For some survivors of the Sept. 11 tragedy in New York, new year's resolutions are irrelevant - they've already changed their lives.

January 01, 2002|By Rob Hiaasen | Rob Hiaasen,SUN STAFF

NEW YORK - On an ashen, warm-for-December day - a day nothing like the Windex-blue morning of Sept. 11 - Erin Holzman walks the perimeter of ground zero in Lower Manhattan, where sneakers remain a must. At great distance, the cordoned-off area might look like a vast construction site occupied by crews of dusty guys in hard hats. But everyone knows better. Holzman tears up when she sees the towering black tarps draped on the surviving structures, as if the widowed buildings are still in mourning.

Holzman, a 32-year-old former Baltimore resident, watched and photographed the twin towers burn from her rooftop 12 blocks away. From the Saint's Alp Teahouse in the neighborhood three months later, she shares her keepsake photographs. The pictures prove she either used a professional zoom lens or Erin Holzman was as close as a body needed to be.

"I thought I was going to die that day."

So, there it is. She thought she was going to die. After believing such a thing, where does one go from there? Forward - by another way.

Comes a new year: The same ball dropped, same forward thinking, same resolutions. People pledged to lose weight, take up the alto sax, connect with family members, to become better people. For those bonded to the Sept. 11 tragedy, however, the new year is not weight-conscious or sports-minded. Happiness does not depend on the next job offer or meeting the next yummy guy or gal.

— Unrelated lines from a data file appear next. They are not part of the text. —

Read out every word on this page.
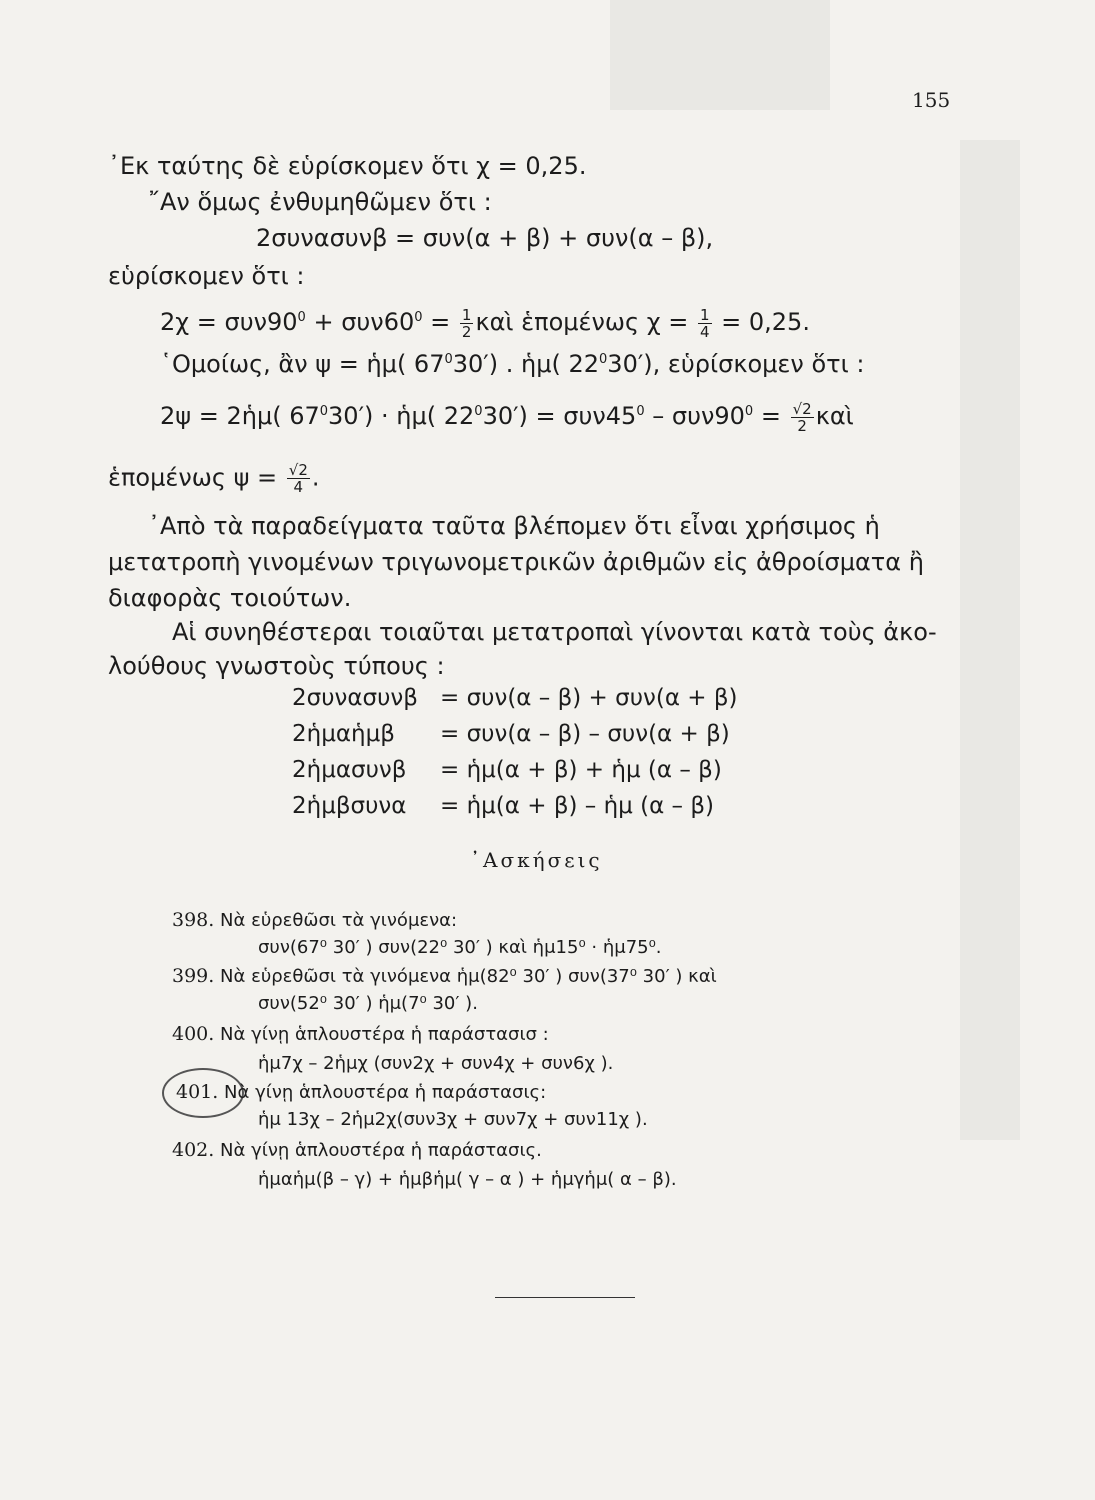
155
᾽Εκ ταύτης δὲ εὑρίσκομεν ὅτι χ = 0,25.
῎Αν ὅμως ἐνθυμηθῶμεν ὅτι :
2συνασυνβ = συν(α + β) + συν(α – β),
εὑρίσκομεν ὅτι :
$2\chi = \sigma\upsilon\nu 90^0 + \sigma\upsilon\nu 60^0 = \frac{1}{2}$ καὶ ἑπομένως $\chi = \frac{1}{4} = 0,25$.
῾Ομοίως, ἂν ψ = ἡμ( $67^030'$) . ἡμ( $22^030'$), εὑρίσκομεν ὅτι :
2ψ = 2ἡμ( $67^030'$) · ἡμ( $22^030') = \sigma\upsilon\nu 45^0 - \sigma\upsilon\nu 90^0 = \frac{√2}{2}$ καὶ
ἑπομένως $\psi = \frac{√2}{4}$ .
᾽Απὸ τὰ παραδείγματα ταῦτα βλέπομεν ὅτι εἶναι χρήσιμος ἡ
μετατροπὴ γινομένων τριγωνομετρικῶν ἀριθμῶν εἰς ἀθροίσματα ἢ
διαφορὰς τοιούτων.
Αἱ συνηθέστεραι τοιαῦται μετατροπαὶ γίνονται κατὰ τοὺς ἀκο-
λούθους γνωστοὺς τύπους :
2συνασυνβ = συν(α – β) + συν(α + β)
2ἡμαἡμβ = συν(α – β) – συν(α + β)
2ἡμασυνβ = ἡμ(α + β) + ἡμ (α – β)
2ἡμβσυνα = ἡμ(α + β) – ἡμ (α – β)
᾽Ασκήσεις
398. Νὰ εὑρεθῶσι τὰ γινόμενα:
συν(67⁰ 30′ ) συν(22⁰ 30′ ) καὶ ἡμ15⁰ · ἡμ75⁰.
399. Νὰ εὑρεθῶσι τὰ γινόμενα ἡμ(82⁰ 30′ ) συν(37⁰ 30′ ) καὶ
συν(52⁰ 30′ ) ἡμ(7⁰ 30′ ).
400. Νὰ γίνῃ ἁπλουστέρα ἡ παράστασισ :
ἡμ7χ – 2ἡμχ (συν2χ + συν4χ + συν6χ ).
401. Νὰ γίνῃ ἁπλουστέρα ἡ παράστασις:
ἡμ 13χ – 2ἡμ2χ(συν3χ + συν7χ + συν11χ ).
402. Νὰ γίνῃ ἁπλουστέρα ἡ παράστασις.
ἡμαἡμ(β – γ) + ἡμβἡμ( γ – α ) + ἡμγἡμ( α – β).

"Who cares about the 5 pounds?" says Robyn Brenza of Baltimore, who was inside the World Trade Center when the hijacked planes struck. "My resolution this year is to not focus on silly resolutions."

If nothing else, the new year allows us to say the terrorist attacks occurred last year. Off the books, in a way. If something more, the attacks became a defining moment for at least three people we first read about in September. They are Erin Holzman, Robyn Brenza and Michael Fitz-Patrick.

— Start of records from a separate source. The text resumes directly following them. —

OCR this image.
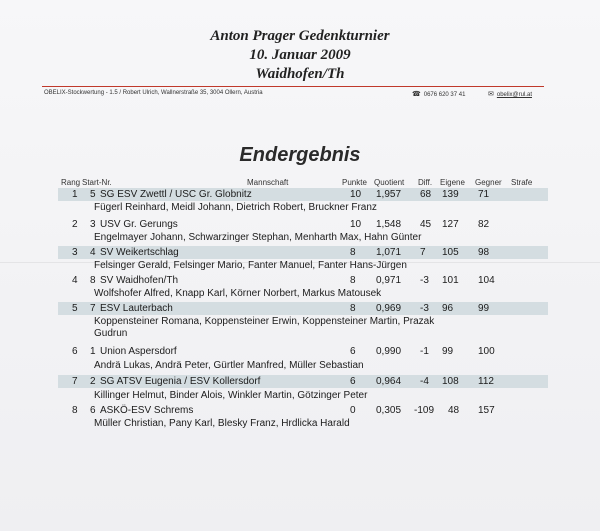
Anton Prager Gedenkturnier
10. Januar 2009
Waidhofen/Th
OBELIX-Stockwertung - 1.5 / Robert Ulrich, Wallnerstraße 35, 3004 Ollern, Austria	☎ 0676 620 37 41	✉ obelix@rul.at
Endergebnis
Rang Start-Nr.	Mannschaft	Punkte Quotient Diff. Eigene Gegner Strafe
1 5 SG ESV Zwettl / USC Gr. Globnitz	10 1,957 68 139 71
Fügerl Reinhard, Meidl Johann, Dietrich Robert, Bruckner Franz
2 3 USV Gr. Gerungs	10 1,548 45 127 82
Engelmayer Johann, Schwarzinger Stephan, Menharth Max, Hahn Günter
3 4 SV Weikertschlag	8 1,071 7 105 98
Felsinger Gerald, Felsinger Mario, Fanter Manuel, Fanter Hans-Jürgen
4 8 SV Waidhofen/Th	8 0,971 -3 101 104
Wolfshofer Alfred, Knapp Karl, Körner Norbert, Markus Matousek
5 7 ESV Lauterbach	8 0,969 -3 96 99
Koppensteiner Romana, Koppensteiner Erwin, Koppensteiner Martin, Prazak
Gudrun
6 1 Union Aspersdorf	6 0,990 -1 99 100
Andrä Lukas, Andrä Peter, Gürtler Manfred, Müller Sebastian
7 2 SG ATSV Eugenia / ESV Kollersdorf	6 0,964 -4 108 112
Killinger Helmut, Binder Alois, Winkler Martin, Götzinger Peter
8 6 ASKÖ-ESV Schrems	0 0,305 -109 48 157
Müller Christian, Pany Karl, Blesky Franz, Hrdlicka Harald
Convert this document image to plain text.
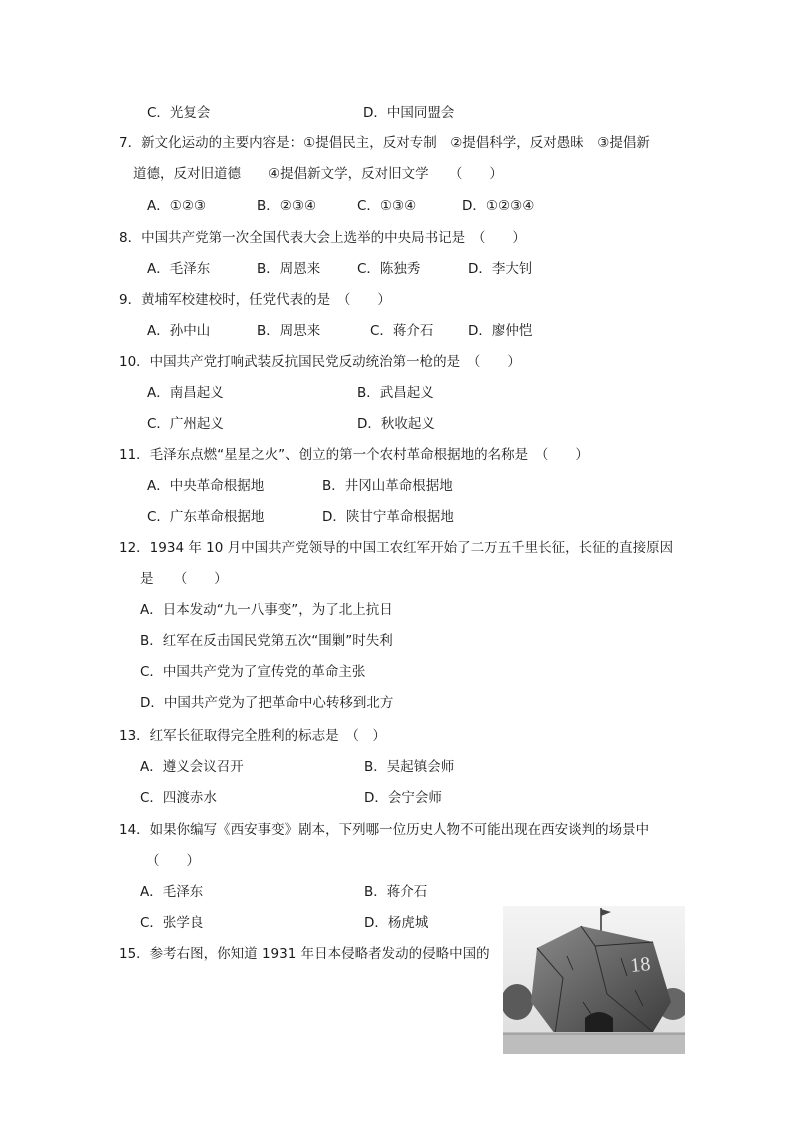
C．光复会	D．中国同盟会
7．新文化运动的主要内容是：①提倡民主，反对专制　②提倡科学，反对愚昧　③提倡新
道德，反对旧道德　　④提倡新文学，反对旧文学　　（　　）
A．①②③	B．②③④	C．①③④	D．①②③④
8．中国共产党第一次全国代表大会上选举的中央局书记是　（　　）
A．毛泽东	B．周恩来	C．陈独秀	D．李大钊
9．黄埔军校建校时，任党代表的是　（　　）
A．孙中山	B．周思来	C．蒋介石	D．廖仲恺
10．中国共产党打响武装反抗国民党反动统治第一枪的是　（　　）
A．南昌起义	B．武昌起义
C．广州起义	D．秋收起义
11．毛泽东点燃“星星之火”、创立的第一个农村革命根据地的名称是　（　　）
A．中央革命根据地	B．井冈山革命根据地
C．广东革命根据地	D．陕甘宁革命根据地
12．1934 年 10 月中国共产党领导的中国工农红军开始了二万五千里长征，长征的直接原因
是　　（　　）
A．日本发动“九一八事变”，为了北上抗日
B．红军在反击国民党第五次“围剿”时失利
C．中国共产党为了宣传党的革命主张
D．中国共产党为了把革命中心转移到北方
13．红军长征取得完全胜利的标志是　（　）
A．遵义会议召开	B．吴起镇会师
C．四渡赤水	D．会宁会师
14．如果你编写《西安事变》剧本，下列哪一位历史人物不可能出现在西安谈判的场景中
（　　）
A．毛泽东	B．蒋介石
C．张学良	D．杨虎城
15．参考右图，你知道 1931 年日本侵略者发动的侵略中国的	18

Their lives changed in discerning ways. The playing of the national anthem elicits rapt attention and sometimes tears. They keep an almost subconscious lookout for World Trade Center images in movies, television shows or books. There's no escaping the image, even in something as innocuous as The Muppets Take Manhattan - one of Brenza's favorite fun movies. She can't watch it anymore. Watching any television, World Trade Center survivor Fitz-Patrick says, has lost much of its appeal. Why waste the time?

For survivors, there is no shortage of reminders. Brenza was back in New York on business on the same days the government issued "heightened states of alert" after the attacks. "The first two times it absolutely terrified me, and it was all I could do to get through my trips."

After the third alert, Brenza realized she couldn't be any more alert. "Oh, shut up! I'm over it! Enough," Brenza says, laughing now, thinking then: "I just need to go on living my life and not worry about it."

After the initial blast of fear, the tragedy tested survivors' notions of career, family and sense of home. Constant traveling for work has to stop, says Fitz-Patrick, a 28-year-old financial adviser at Morgan Stanley. He works in Hunt Valley but was in New York for a training session on the 61st floor of Tower 2 when a hijacked plane struck.

The bar has been raised on friendships and dating. When you're hugging the outside of a burning 110-floor building in the hopes no debris will crush you - such as Brenza did - and you're reciting Hail Marys, you might later find yourself not as inclined to waste time dating for the sake of dating.

It's also hard to muster sympathy for a friend complaining he had no one to watch TV coverage of the terrorist attacks with - given you were in one of the towers. The fact your friend didn't have a girlfriend for the big event might not be one of your more pressing concerns.

Late with the Christmas cards this year? Your football team lose in overtime?

"You do want people to get a little perspective," Brenza says.

A 27-year-old public relations spokeswoman for T. Rowe Price, Brenza started Sept. 11 with an upset stomach. Around 8:30 a.m., she ducked into the Marriott World Trade Center's gift shop to buy Pepto Bismol. Watching an older man at the register counting money, she jokingly said they should take the money and run. No, the man says, taking my money would be like taking my luck. He told her: Just remember, dear, people can take a lot of things from you, but they can't take your wisdom or your luck, Brenza wrote in her journal later that day.

Minutes after the encounter, Brenza was in the lobby of Tower 2 when the plane struck. Her journal - which would travel via the Web to points as far east as China - would detail a routine business trip that turned into a day of reckoning.